Get Even More Visitors To Your Blog, Upgrade To A Business Listing >>

MENGIRINGI PERGANTIAN WAKTU DENGAN DZIKIR ILAHI

Oleh: Mln. Zafar Ahmad Khudori (Muballigh Jmt. Kebumen dsk./Jateng 2)

Allah s.w.t. berfirman dalam Surah 3/Ali ‘Imran Ayat 191:

إِنَّ فِي خَلْقِ السَّمَاوَاتِ وَالْأَرْضِ وَاخْتِلَافِ اللَّيْلِ وَالنَّهَارِ

“Sesungguhnya dalam penciptaan seluruh langit dan bumi, dan pertukaran malam dan siang (wakh-tilaafil-laili wan-nahaari) …”

Tafsir Singkat Editor Malik Ghulam Farid [Catatan Tafsir No. 546] menjelaskan bahwa pelajaran yang terkandung dalam kejadian langit dan bumi dan dalam pergantian malam dan siang ialah manusia diciptakan untuk mencapai kemajuan jasmani dan rohani.

Bila ia berbuat amal saleh maka masa kegelapannya dan masa kesedihannya pasti akan diikuti oleh masa terang benderang dan kebahagian.

Selanjutnya Ayat itu menyatakan, “… sungguh terdapat Tanda-tanda bagi Ulul Albaab (orang-orang yang berakal).”

Siapakah Ulul Albaab itu? Menurut Ayat selanjutnya (Ayat 192 Surah ke-3/Ali ‘Imran), Ulul Albaab adalah orang-orang yang selalu mengingat Allah sambil berdiri, duduk dan berbaring atas rusuk mereka, dan mereka merenungkan tentang penciptaan seluruh langit dan bumi seraya berkata, “Wahai Tuhan kami, tidaklah Engkau meciptakan semua ini sia-sia, Maha Suci Engkau dari perbuatan sia-sia maka peliharalah kami dari azab Api.”

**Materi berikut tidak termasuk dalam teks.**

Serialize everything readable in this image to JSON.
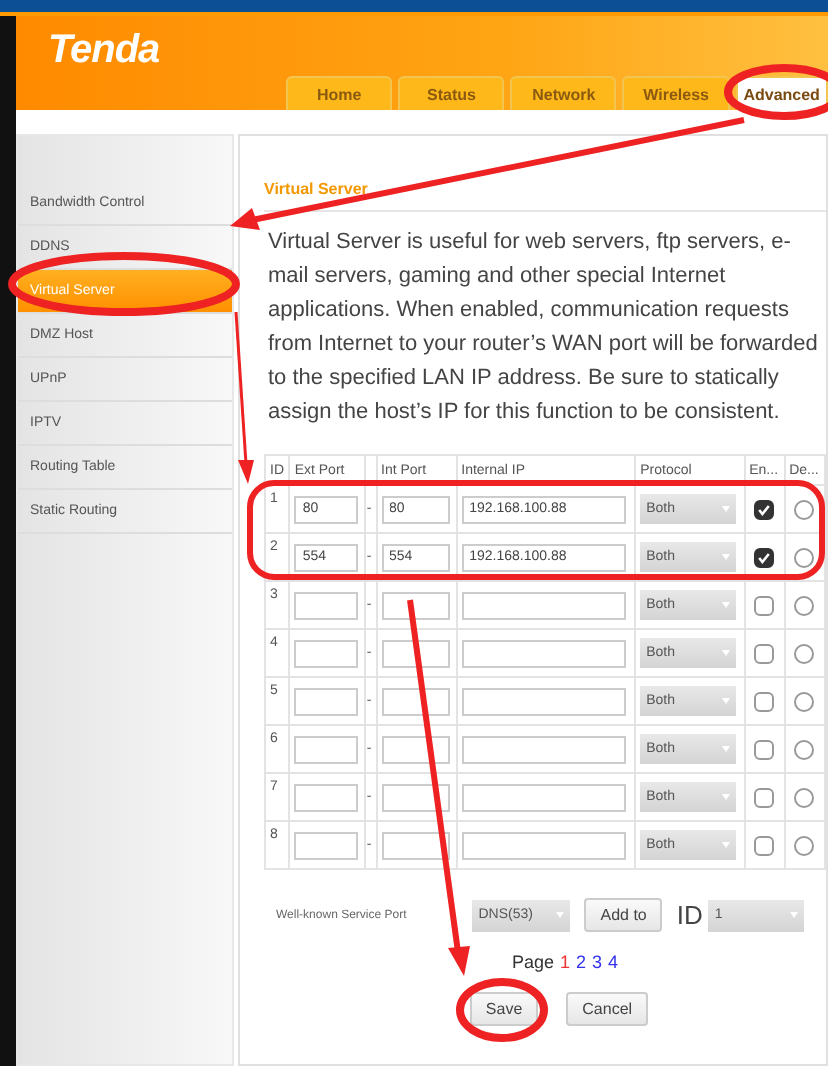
{
  "header": {
    "logo": "Tenda",
    "tabs": [
      {
        "label": "Home",
        "selected": false
      },
      {
        "label": "Status",
        "selected": false
      },
      {
        "label": "Network",
        "selected": false
      },
      {
        "label": "Wireless",
        "selected": false
      },
      {
        "label": "Advanced",
        "selected": true
      }
    ]
  },
  "sidebar": {
    "items": [
      {
        "label": "Bandwidth Control",
        "selected": false
      },
      {
        "label": "DDNS",
        "selected": false
      },
      {
        "label": "Virtual Server",
        "selected": true
      },
      {
        "label": "DMZ Host",
        "selected": false
      },
      {
        "label": "UPnP",
        "selected": false
      },
      {
        "label": "IPTV",
        "selected": false
      },
      {
        "label": "Routing Table",
        "selected": false
      },
      {
        "label": "Static Routing",
        "selected": false
      }
    ]
  },
  "content": {
    "title": "Virtual Server",
    "description": "Virtual Server is useful for web servers, ftp servers, e-mail servers, gaming and other special Internet applications. When enabled, communication requests from Internet to your router’s WAN port will be forwarded to the specified LAN IP address. Be sure to statically assign the host’s IP for this function to be consistent.",
    "table": {
      "columns": [
        "ID",
        "Ext Port",
        "Int Port",
        "Internal IP",
        "Protocol",
        "En...",
        "De..."
      ],
      "range_separator": "-",
      "rows": [
        {
          "id": "1",
          "ext_port": "80",
          "int_port": "80",
          "internal_ip": "192.168.100.88",
          "protocol": "Both",
          "enabled": true,
          "delete": false
        },
        {
          "id": "2",
          "ext_port": "554",
          "int_port": "554",
          "internal_ip": "192.168.100.88",
          "protocol": "Both",
          "enabled": true,
          "delete": false
        },
        {
          "id": "3",
          "protocol": "Both",
          "enabled": false,
          "delete": false
        },
        {
          "id": "4",
          "protocol": "Both",
          "enabled": false,
          "delete": false
        },
        {
          "id": "5",
          "protocol": "Both",
          "enabled": false,
          "delete": false
        },
        {
          "id": "6",
          "protocol": "Both",
          "enabled": false,
          "delete": false
        },
        {
          "id": "7",
          "protocol": "Both",
          "enabled": false,
          "delete": false
        },
        {
          "id": "8",
          "protocol": "Both",
          "enabled": false,
          "delete": false
        }
      ]
    },
    "well_known": {
      "label": "Well-known Service Port",
      "service": "DNS(53)",
      "add_button": "Add to",
      "id_label": "ID",
      "id_value": "1"
    },
    "pagination": {
      "label": "Page",
      "pages": [
        {
          "label": "1",
          "selected": true
        },
        {
          "label": "2",
          "selected": false
        },
        {
          "label": "3",
          "selected": false
        },
        {
          "label": "4",
          "selected": false
        }
      ]
    },
    "buttons": [
      "Save",
      "Cancel"
    ]
  }
}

Tafsir Singkat Editor Malik Ghulam Farid [Catatan Tafsir No. 547] menjelaskan bahwa tatanan agung yang dibayangkan pada Ayat-ayat sebelumnya tidak mungkin terwujud tanpa suatu tujuan tertentu. Karena seluruh alam ini telah dijadikan untuk mengkhidmati manusia, tentu saja kejadian manusia sendiri mempunyai tujuan yang agung dan mulia pula.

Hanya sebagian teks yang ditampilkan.